Energy Transfer to the Hydrogen Bond in the (H2O)2 + H2O Collision

• Published in: The journal of physical chemistry. B Vol. 122; no. 13; pp. 3307 - 3317
• Main Author: Shin, H. K
• Format: Journal Article
• Language: English
• Published: American Chemical Society 05.04.2018
• ISSN: 1520-6106; 1520-5207
• DOI: 10.1021/acs.jpcb.7b09695

Trajectory procedures are used to study the collision between the vibrationally excited H2O and the ground-state (H2O)2 with particular reference to energy transfer to the hydrogen bond through the inter- and intramolecular pathways.

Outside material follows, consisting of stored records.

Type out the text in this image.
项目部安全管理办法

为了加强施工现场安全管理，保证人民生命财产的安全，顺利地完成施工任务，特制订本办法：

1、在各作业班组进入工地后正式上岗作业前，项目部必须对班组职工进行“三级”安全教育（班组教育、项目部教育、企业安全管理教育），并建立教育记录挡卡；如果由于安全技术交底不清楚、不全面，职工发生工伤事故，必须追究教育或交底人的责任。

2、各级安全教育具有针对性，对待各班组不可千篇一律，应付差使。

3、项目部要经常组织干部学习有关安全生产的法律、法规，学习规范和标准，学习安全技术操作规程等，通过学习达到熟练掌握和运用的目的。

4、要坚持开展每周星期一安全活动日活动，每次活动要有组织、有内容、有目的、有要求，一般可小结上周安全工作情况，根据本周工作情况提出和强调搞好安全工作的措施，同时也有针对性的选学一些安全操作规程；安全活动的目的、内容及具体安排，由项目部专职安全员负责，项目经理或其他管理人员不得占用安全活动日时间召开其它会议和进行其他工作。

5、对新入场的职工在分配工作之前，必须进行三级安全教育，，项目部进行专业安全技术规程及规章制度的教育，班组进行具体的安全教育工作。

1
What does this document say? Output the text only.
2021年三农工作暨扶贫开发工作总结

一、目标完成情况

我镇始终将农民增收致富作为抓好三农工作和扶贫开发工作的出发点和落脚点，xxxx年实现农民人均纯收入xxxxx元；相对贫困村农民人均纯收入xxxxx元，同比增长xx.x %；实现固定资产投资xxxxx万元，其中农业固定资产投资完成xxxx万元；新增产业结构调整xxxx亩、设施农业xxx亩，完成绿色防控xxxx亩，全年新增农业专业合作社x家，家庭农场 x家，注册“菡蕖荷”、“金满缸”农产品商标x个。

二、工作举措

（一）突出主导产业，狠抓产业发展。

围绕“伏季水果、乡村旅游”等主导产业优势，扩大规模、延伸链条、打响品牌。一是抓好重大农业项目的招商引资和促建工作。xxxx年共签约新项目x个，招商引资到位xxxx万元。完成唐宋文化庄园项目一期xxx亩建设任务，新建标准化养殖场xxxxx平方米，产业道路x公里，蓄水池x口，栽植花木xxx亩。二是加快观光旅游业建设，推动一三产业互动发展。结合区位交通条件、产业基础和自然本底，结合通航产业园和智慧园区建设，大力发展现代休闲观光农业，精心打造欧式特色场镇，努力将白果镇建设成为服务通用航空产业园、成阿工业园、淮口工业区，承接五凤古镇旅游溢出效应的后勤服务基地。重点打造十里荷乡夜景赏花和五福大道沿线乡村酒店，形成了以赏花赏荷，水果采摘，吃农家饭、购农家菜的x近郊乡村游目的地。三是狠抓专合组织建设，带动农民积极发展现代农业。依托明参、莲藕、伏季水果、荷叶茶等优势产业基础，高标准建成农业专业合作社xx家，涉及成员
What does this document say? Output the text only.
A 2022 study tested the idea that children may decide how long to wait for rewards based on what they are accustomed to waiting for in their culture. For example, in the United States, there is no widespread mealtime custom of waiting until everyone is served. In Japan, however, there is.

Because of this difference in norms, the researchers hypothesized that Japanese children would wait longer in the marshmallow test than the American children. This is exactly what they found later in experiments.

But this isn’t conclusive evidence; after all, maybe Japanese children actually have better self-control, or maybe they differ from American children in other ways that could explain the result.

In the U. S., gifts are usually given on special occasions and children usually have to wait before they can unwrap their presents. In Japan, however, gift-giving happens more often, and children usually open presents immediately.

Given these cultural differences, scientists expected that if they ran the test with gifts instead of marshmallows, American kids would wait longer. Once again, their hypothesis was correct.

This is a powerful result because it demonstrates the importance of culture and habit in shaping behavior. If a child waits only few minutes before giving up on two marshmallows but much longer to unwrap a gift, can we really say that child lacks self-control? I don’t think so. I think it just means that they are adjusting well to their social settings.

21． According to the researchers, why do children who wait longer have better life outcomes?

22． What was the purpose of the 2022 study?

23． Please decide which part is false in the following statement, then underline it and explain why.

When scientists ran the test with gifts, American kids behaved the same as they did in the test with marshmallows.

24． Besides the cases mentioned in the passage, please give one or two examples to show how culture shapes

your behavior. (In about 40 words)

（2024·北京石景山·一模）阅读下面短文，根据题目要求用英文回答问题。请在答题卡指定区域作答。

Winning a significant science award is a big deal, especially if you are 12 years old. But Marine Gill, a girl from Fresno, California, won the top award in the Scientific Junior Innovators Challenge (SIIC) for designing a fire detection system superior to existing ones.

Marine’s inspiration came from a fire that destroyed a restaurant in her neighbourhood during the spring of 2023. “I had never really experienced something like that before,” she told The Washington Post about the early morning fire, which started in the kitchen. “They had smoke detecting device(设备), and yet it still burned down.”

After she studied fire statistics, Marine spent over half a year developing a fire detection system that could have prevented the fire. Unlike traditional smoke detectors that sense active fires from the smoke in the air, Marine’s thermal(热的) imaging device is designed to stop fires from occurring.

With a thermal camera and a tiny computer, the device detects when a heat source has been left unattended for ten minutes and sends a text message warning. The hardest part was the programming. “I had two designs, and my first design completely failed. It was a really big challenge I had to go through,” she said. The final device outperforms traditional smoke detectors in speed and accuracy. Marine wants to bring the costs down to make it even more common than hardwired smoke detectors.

In nearly 98% of the trajectories, energy transfer processes occur on a subpicosecond scale (≤0.7 ps). The H2O transfers approximately three-quarters of its excitation energy to the OH stretches of the dimer. The first step of the intramolecular pathway in the dimer involves a near-resonant first overtone transition from the OH stretch to the bending mode. The energy transfer probability in the presence of the 1:2 resonance is 0.61 at 300 K. The bending mode then redistributes its energy to low-frequency intermolecular vibrations in a series of small excitation steps, with the pathway which results in the hydrogen-bonding modes gaining most of the available energy. The hydrogen bonding in ∼50% of the trajectories ruptures on vibrational excitation, leaving one quantum in the bend of the monomer fragment. In a small fraction of trajectories, the duration of collision is longer than 1 ps, during which the dimer and H2O form a short-lived complex through a secondary hydrogen bond, which undergoes large amplitude oscillations.